In 1984, a man walked into a McDonald’s with three firearms and began shooting the customers that were innocently eating inside. He randomly shot at men, women and children. In 77 minutes he wounded 19 people and killed 21 others, ranging from the age of 8 months to 74 years old. I was 12 when this event occurred and although I wasn’t aware of most of the horrific details, I had heard about it and was terrified to eat out at any restaurant. I can remember having nightmares night after night of hiding under tables in restaurants in hopes of surviving a crazy person with a gun. I didn’t know at 12, that the fear of potential danger would multiply when I became a mother.
Three tragic and disturbing events that happened recently have been consuming my thoughts since they occurred. First, the Tucson shooting outside a grocery store horrified me, as it did the rest of the world. Second, a mall that I frequently go to with my children was evacuated and put on lock down in the middle of the afternoon as a robbery suspect with a gun rushed inside after firing at officers. Third, a friend of mine told me that a woman she knows was walking with her young children in a mall parking lot (the same mall that had been on lock down), when she was attacked with a blow to her head with the handle of a pistol, as a means of a female gang initiation. If I was at any of these scenes, I do not know what I would have done.

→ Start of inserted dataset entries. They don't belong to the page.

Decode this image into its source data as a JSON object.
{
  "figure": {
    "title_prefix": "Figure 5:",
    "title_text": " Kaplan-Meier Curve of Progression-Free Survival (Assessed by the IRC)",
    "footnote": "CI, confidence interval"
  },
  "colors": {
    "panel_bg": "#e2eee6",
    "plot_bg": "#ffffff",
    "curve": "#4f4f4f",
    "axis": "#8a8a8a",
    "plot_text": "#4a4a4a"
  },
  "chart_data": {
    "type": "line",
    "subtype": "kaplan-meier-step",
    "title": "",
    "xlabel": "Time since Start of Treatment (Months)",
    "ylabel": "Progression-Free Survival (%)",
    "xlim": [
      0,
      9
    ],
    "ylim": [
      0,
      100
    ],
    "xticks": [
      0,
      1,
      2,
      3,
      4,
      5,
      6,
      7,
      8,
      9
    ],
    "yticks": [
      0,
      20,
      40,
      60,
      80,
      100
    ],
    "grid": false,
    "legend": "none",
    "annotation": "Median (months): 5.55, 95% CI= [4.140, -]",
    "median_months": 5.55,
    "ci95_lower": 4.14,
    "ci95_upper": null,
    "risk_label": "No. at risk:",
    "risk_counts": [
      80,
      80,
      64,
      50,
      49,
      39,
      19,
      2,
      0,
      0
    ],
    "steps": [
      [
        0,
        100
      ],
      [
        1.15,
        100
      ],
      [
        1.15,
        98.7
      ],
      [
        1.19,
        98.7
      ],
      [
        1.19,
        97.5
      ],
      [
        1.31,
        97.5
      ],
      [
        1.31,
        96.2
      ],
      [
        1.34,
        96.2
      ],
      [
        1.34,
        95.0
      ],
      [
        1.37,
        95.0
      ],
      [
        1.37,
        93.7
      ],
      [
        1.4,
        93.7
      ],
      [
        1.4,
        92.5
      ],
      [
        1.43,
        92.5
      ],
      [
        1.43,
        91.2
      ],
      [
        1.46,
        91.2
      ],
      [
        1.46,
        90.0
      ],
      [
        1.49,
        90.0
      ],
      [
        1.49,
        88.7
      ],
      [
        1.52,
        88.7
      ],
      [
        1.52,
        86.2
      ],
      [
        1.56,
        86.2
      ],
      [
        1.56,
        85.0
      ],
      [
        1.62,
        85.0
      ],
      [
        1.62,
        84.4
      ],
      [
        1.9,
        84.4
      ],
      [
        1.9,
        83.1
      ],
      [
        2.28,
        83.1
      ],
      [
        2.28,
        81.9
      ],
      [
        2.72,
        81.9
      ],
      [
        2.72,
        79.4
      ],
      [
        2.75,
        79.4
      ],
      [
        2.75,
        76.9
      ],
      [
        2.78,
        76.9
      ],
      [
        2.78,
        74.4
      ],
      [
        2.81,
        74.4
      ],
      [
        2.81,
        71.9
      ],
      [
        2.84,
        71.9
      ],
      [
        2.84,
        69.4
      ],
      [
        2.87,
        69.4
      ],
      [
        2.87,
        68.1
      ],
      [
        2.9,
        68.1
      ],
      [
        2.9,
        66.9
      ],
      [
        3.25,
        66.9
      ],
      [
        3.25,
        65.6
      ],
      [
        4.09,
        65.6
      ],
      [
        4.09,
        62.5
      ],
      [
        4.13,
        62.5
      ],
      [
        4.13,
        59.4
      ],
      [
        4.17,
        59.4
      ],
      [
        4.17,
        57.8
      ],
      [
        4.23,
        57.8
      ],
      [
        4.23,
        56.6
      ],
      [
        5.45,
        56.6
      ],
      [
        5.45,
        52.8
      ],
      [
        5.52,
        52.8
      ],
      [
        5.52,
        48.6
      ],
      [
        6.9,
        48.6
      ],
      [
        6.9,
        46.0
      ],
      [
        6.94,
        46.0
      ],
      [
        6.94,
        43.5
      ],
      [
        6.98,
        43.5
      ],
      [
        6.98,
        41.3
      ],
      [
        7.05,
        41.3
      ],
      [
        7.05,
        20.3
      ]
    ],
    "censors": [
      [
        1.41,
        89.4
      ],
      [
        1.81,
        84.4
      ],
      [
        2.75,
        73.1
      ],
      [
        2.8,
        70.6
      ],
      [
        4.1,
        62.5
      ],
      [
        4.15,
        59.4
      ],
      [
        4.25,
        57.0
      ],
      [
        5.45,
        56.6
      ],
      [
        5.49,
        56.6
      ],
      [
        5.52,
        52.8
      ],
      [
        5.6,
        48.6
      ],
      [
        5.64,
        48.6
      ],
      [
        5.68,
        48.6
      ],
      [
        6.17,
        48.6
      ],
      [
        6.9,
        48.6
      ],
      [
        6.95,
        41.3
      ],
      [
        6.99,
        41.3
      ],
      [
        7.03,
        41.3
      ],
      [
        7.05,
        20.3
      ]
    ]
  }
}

My true fear comes from the places that these crimes occur. Everyone needs food. We all go to grocery stores. The mall and the area surrounding it is a nice area with upscale stores and restaurants. I never before wondered as my laughing children and I left the mall after enjoying shopping at the Lego Store, Nordstrom, or Barnes and Noble, if we could be attacked as we walked to our car. If I were knocked out, my toddler wouldn’t know enough to stay away from cars that are backing out or driving. How can I keep my kids safe I am injured? No, those were not things that I thought about as I chatted with my boys, sipped my latte and carried my bags. But I think about it now.